X-converting enzyme (XCE) involved in nervous control of respiration, is a member of the M13 family of zinc peptidases, for which no natural substrate has been identified yet. In contrast, it’s well characterized homologue endothelin-converting enzyme-1 (ECE-1) showed broad substrate specificity and acts as endopeptidase as well as dipeptidase. To explore the structural differences between XCE and ECE-1, homology model of XCE was built using the complex structure of ECE-1 with phosphoramidon (pdb-id: 3DWB) as template. Phosphoramidon was docked into the binding site of XCE whereas phosphate oxygen of the inhibitor was used as water molecule to design the apo forms of both enzymes. Molecular dynamics simulation of both enzymes was performed to analyze the dynamic nature of their active site residues in the absence and presence of the inhibitor.

Results

Homology model of XCE explained the role of non-conserved residues of its S2’ subsite. Molecular dynamics (MD) simulations identified the flexible transitions of F149/I150, N566/N571, W714/W719, and R145/R723 residues of ECE-1/XCE for the strong binding of the inhibitor.
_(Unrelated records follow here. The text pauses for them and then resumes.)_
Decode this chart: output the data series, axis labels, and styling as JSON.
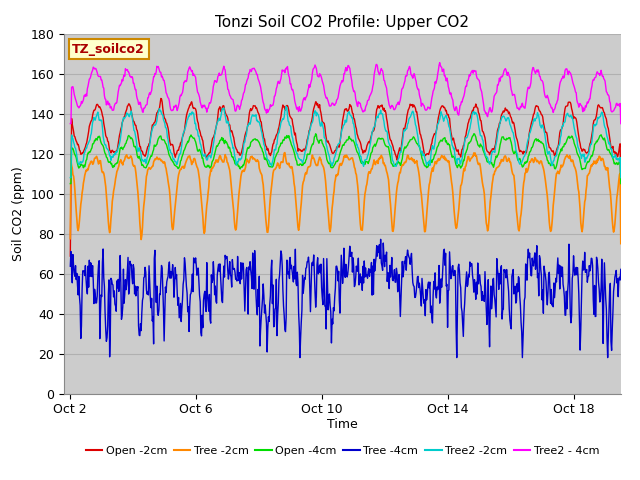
{
  "title": "Tonzi Soil CO2 Profile: Upper CO2",
  "xlabel": "Time",
  "ylabel": "Soil CO2 (ppm)",
  "ylim": [
    0,
    180
  ],
  "yticks": [
    0,
    20,
    40,
    60,
    80,
    100,
    120,
    140,
    160,
    180
  ],
  "plot_bg_color": "#d0d0d0",
  "grid_color": "#b8b8b8",
  "xtick_labels": [
    "Oct 2",
    "Oct 6",
    "Oct 10",
    "Oct 14",
    "Oct 18"
  ],
  "watermark": "TZ_soilco2",
  "series": [
    {
      "label": "Open -2cm",
      "color": "#dd0000"
    },
    {
      "label": "Tree -2cm",
      "color": "#ff8800"
    },
    {
      "label": "Open -4cm",
      "color": "#00dd00"
    },
    {
      "label": "Tree -4cm",
      "color": "#0000cc"
    },
    {
      "label": "Tree2 -2cm",
      "color": "#00cccc"
    },
    {
      "label": "Tree2 - 4cm",
      "color": "#ff00ff"
    }
  ]
}
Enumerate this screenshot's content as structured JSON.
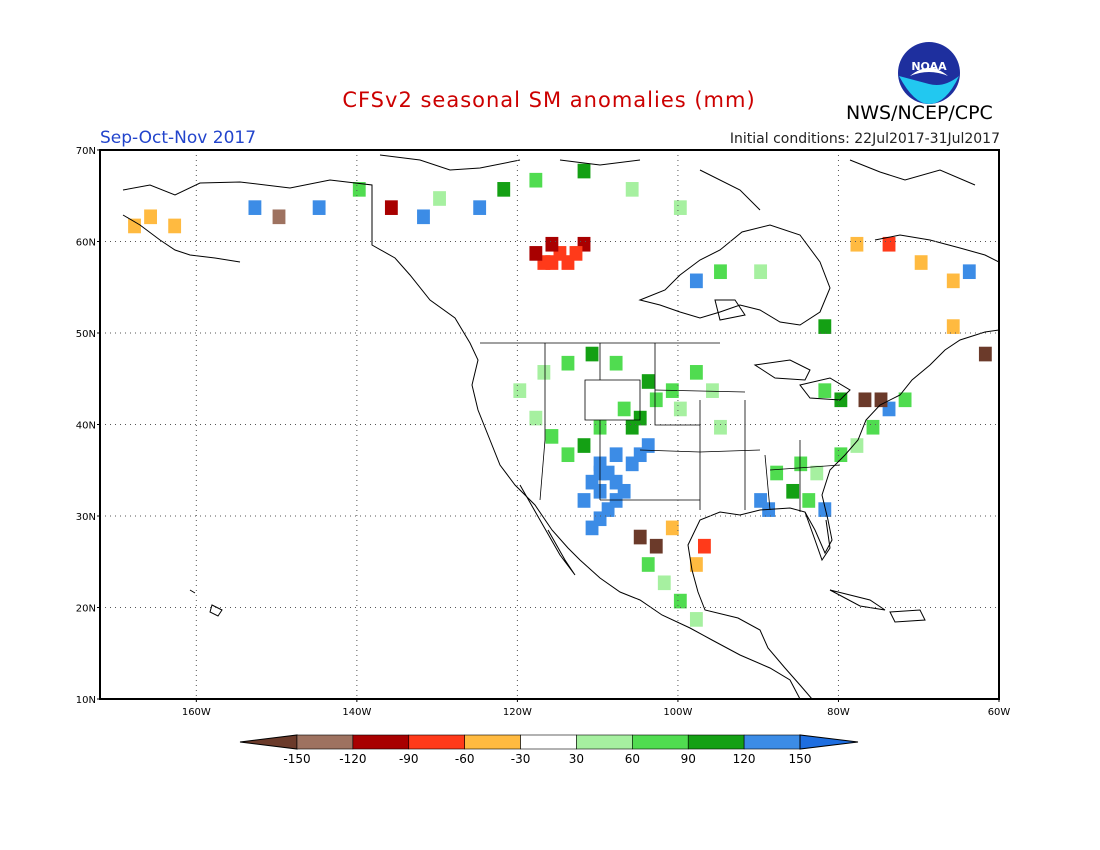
{
  "title": "CFSv2 seasonal SM anomalies (mm)",
  "season": "Sep-Oct-Nov 2017",
  "initial_conditions": "Initial conditions: 22Jul2017-31Jul2017",
  "agency": "NWS/NCEP/CPC",
  "logo_text": "NOAA",
  "map": {
    "lon_range": [
      -172,
      -60
    ],
    "lat_range": [
      10,
      70
    ],
    "lat_labels": [
      "70N",
      "60N",
      "50N",
      "40N",
      "30N",
      "20N",
      "10N"
    ],
    "lon_labels": [
      "160W",
      "140W",
      "120W",
      "100W",
      "80W",
      "60W"
    ],
    "grid": true
  },
  "legend": {
    "ticks": [
      "-150",
      "-120",
      "-90",
      "-60",
      "-30",
      "30",
      "60",
      "90",
      "120",
      "150"
    ],
    "colors": [
      "#6b3a2a",
      "#9e7260",
      "#a80000",
      "#ff3a1a",
      "#ffba40",
      "#ffffff",
      "#a6f0a0",
      "#50dc50",
      "#14a014",
      "#3c8ce6",
      "#1e6ee0"
    ]
  },
  "anomaly_cells": [
    {
      "lon": -117,
      "lat": 58,
      "c": 3
    },
    {
      "lon": -116,
      "lat": 58,
      "c": 3
    },
    {
      "lon": -115,
      "lat": 59,
      "c": 3
    },
    {
      "lon": -114,
      "lat": 58,
      "c": 3
    },
    {
      "lon": -118,
      "lat": 59,
      "c": 2
    },
    {
      "lon": -116,
      "lat": 60,
      "c": 2
    },
    {
      "lon": -112,
      "lat": 60,
      "c": 2
    },
    {
      "lon": -113,
      "lat": 59,
      "c": 3
    },
    {
      "lon": -110,
      "lat": 35,
      "c": 9
    },
    {
      "lon": -109,
      "lat": 35,
      "c": 9
    },
    {
      "lon": -108,
      "lat": 34,
      "c": 9
    },
    {
      "lon": -110,
      "lat": 33,
      "c": 9
    },
    {
      "lon": -111,
      "lat": 34,
      "c": 9
    },
    {
      "lon": -109,
      "lat": 31,
      "c": 9
    },
    {
      "lon": -110,
      "lat": 30,
      "c": 9
    },
    {
      "lon": -111,
      "lat": 29,
      "c": 9
    },
    {
      "lon": -108,
      "lat": 32,
      "c": 9
    },
    {
      "lon": -107,
      "lat": 33,
      "c": 9
    },
    {
      "lon": -106,
      "lat": 36,
      "c": 9
    },
    {
      "lon": -105,
      "lat": 37,
      "c": 9
    },
    {
      "lon": -104,
      "lat": 38,
      "c": 9
    },
    {
      "lon": -112,
      "lat": 32,
      "c": 9
    },
    {
      "lon": -110,
      "lat": 36,
      "c": 9
    },
    {
      "lon": -108,
      "lat": 37,
      "c": 9
    },
    {
      "lon": -106,
      "lat": 40,
      "c": 8
    },
    {
      "lon": -105,
      "lat": 41,
      "c": 8
    },
    {
      "lon": -107,
      "lat": 42,
      "c": 7
    },
    {
      "lon": -103,
      "lat": 43,
      "c": 7
    },
    {
      "lon": -101,
      "lat": 44,
      "c": 7
    },
    {
      "lon": -104,
      "lat": 45,
      "c": 8
    },
    {
      "lon": -98,
      "lat": 46,
      "c": 7
    },
    {
      "lon": -96,
      "lat": 44,
      "c": 6
    },
    {
      "lon": -100,
      "lat": 42,
      "c": 6
    },
    {
      "lon": -95,
      "lat": 40,
      "c": 6
    },
    {
      "lon": -110,
      "lat": 40,
      "c": 7
    },
    {
      "lon": -112,
      "lat": 38,
      "c": 8
    },
    {
      "lon": -114,
      "lat": 37,
      "c": 7
    },
    {
      "lon": -116,
      "lat": 39,
      "c": 7
    },
    {
      "lon": -118,
      "lat": 41,
      "c": 6
    },
    {
      "lon": -120,
      "lat": 44,
      "c": 6
    },
    {
      "lon": -117,
      "lat": 46,
      "c": 6
    },
    {
      "lon": -114,
      "lat": 47,
      "c": 7
    },
    {
      "lon": -111,
      "lat": 48,
      "c": 8
    },
    {
      "lon": -108,
      "lat": 47,
      "c": 7
    },
    {
      "lon": -90,
      "lat": 32,
      "c": 9
    },
    {
      "lon": -89,
      "lat": 31,
      "c": 9
    },
    {
      "lon": -86,
      "lat": 33,
      "c": 8
    },
    {
      "lon": -84,
      "lat": 32,
      "c": 7
    },
    {
      "lon": -82,
      "lat": 31,
      "c": 9
    },
    {
      "lon": -88,
      "lat": 35,
      "c": 7
    },
    {
      "lon": -85,
      "lat": 36,
      "c": 7
    },
    {
      "lon": -83,
      "lat": 35,
      "c": 6
    },
    {
      "lon": -80,
      "lat": 37,
      "c": 7
    },
    {
      "lon": -78,
      "lat": 38,
      "c": 6
    },
    {
      "lon": -76,
      "lat": 40,
      "c": 7
    },
    {
      "lon": -74,
      "lat": 42,
      "c": 9
    },
    {
      "lon": -72,
      "lat": 43,
      "c": 7
    },
    {
      "lon": -80,
      "lat": 43,
      "c": 8
    },
    {
      "lon": -82,
      "lat": 44,
      "c": 7
    },
    {
      "lon": -77,
      "lat": 43,
      "c": 0
    },
    {
      "lon": -75,
      "lat": 43,
      "c": 0
    },
    {
      "lon": -104,
      "lat": 25,
      "c": 7
    },
    {
      "lon": -102,
      "lat": 23,
      "c": 6
    },
    {
      "lon": -100,
      "lat": 21,
      "c": 7
    },
    {
      "lon": -98,
      "lat": 19,
      "c": 6
    },
    {
      "lon": -103,
      "lat": 27,
      "c": 0
    },
    {
      "lon": -105,
      "lat": 28,
      "c": 0
    },
    {
      "lon": -98,
      "lat": 25,
      "c": 4
    },
    {
      "lon": -97,
      "lat": 27,
      "c": 3
    },
    {
      "lon": -101,
      "lat": 29,
      "c": 4
    },
    {
      "lon": -168,
      "lat": 62,
      "c": 4
    },
    {
      "lon": -166,
      "lat": 63,
      "c": 4
    },
    {
      "lon": -163,
      "lat": 62,
      "c": 4
    },
    {
      "lon": -150,
      "lat": 63,
      "c": 1
    },
    {
      "lon": -153,
      "lat": 64,
      "c": 9
    },
    {
      "lon": -145,
      "lat": 64,
      "c": 9
    },
    {
      "lon": -140,
      "lat": 66,
      "c": 7
    },
    {
      "lon": -136,
      "lat": 64,
      "c": 2
    },
    {
      "lon": -132,
      "lat": 63,
      "c": 9
    },
    {
      "lon": -130,
      "lat": 65,
      "c": 6
    },
    {
      "lon": -125,
      "lat": 64,
      "c": 9
    },
    {
      "lon": -122,
      "lat": 66,
      "c": 8
    },
    {
      "lon": -118,
      "lat": 67,
      "c": 7
    },
    {
      "lon": -112,
      "lat": 68,
      "c": 8
    },
    {
      "lon": -106,
      "lat": 66,
      "c": 6
    },
    {
      "lon": -100,
      "lat": 64,
      "c": 6
    },
    {
      "lon": -98,
      "lat": 56,
      "c": 9
    },
    {
      "lon": -95,
      "lat": 57,
      "c": 7
    },
    {
      "lon": -90,
      "lat": 57,
      "c": 6
    },
    {
      "lon": -82,
      "lat": 51,
      "c": 8
    },
    {
      "lon": -78,
      "lat": 60,
      "c": 4
    },
    {
      "lon": -74,
      "lat": 60,
      "c": 3
    },
    {
      "lon": -70,
      "lat": 58,
      "c": 4
    },
    {
      "lon": -66,
      "lat": 56,
      "c": 4
    },
    {
      "lon": -64,
      "lat": 57,
      "c": 9
    },
    {
      "lon": -66,
      "lat": 51,
      "c": 4
    },
    {
      "lon": -62,
      "lat": 48,
      "c": 0
    }
  ]
}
Secondary structure calculations using DSSP method reveals the folding of R145/R723 residue of ECE-1/XCE into β-sheet structure while unfolding of the S2’ subsite residues in aECE-1 and sustained compact folding of that of aXCE. The results evaluated are in good agreement with available experimental data, thus providing detailed molecular models which can explain the structural and specificities differences between both zinc peptidases.

Conclusions

Secondary structure changes of both enzymes during the simulation time revealed the importance of β-sheet structure of R145/R723 for its binding with the terminal carboxylate group of the inhibitor. Unfolding of the α-helix comprising the S2’ subsite residues in aECE-1 correlate well with its endopeptidase activity while their compact folding in aXCE may account for the inactivity of the enzyme towards large C-terminal containing substrates.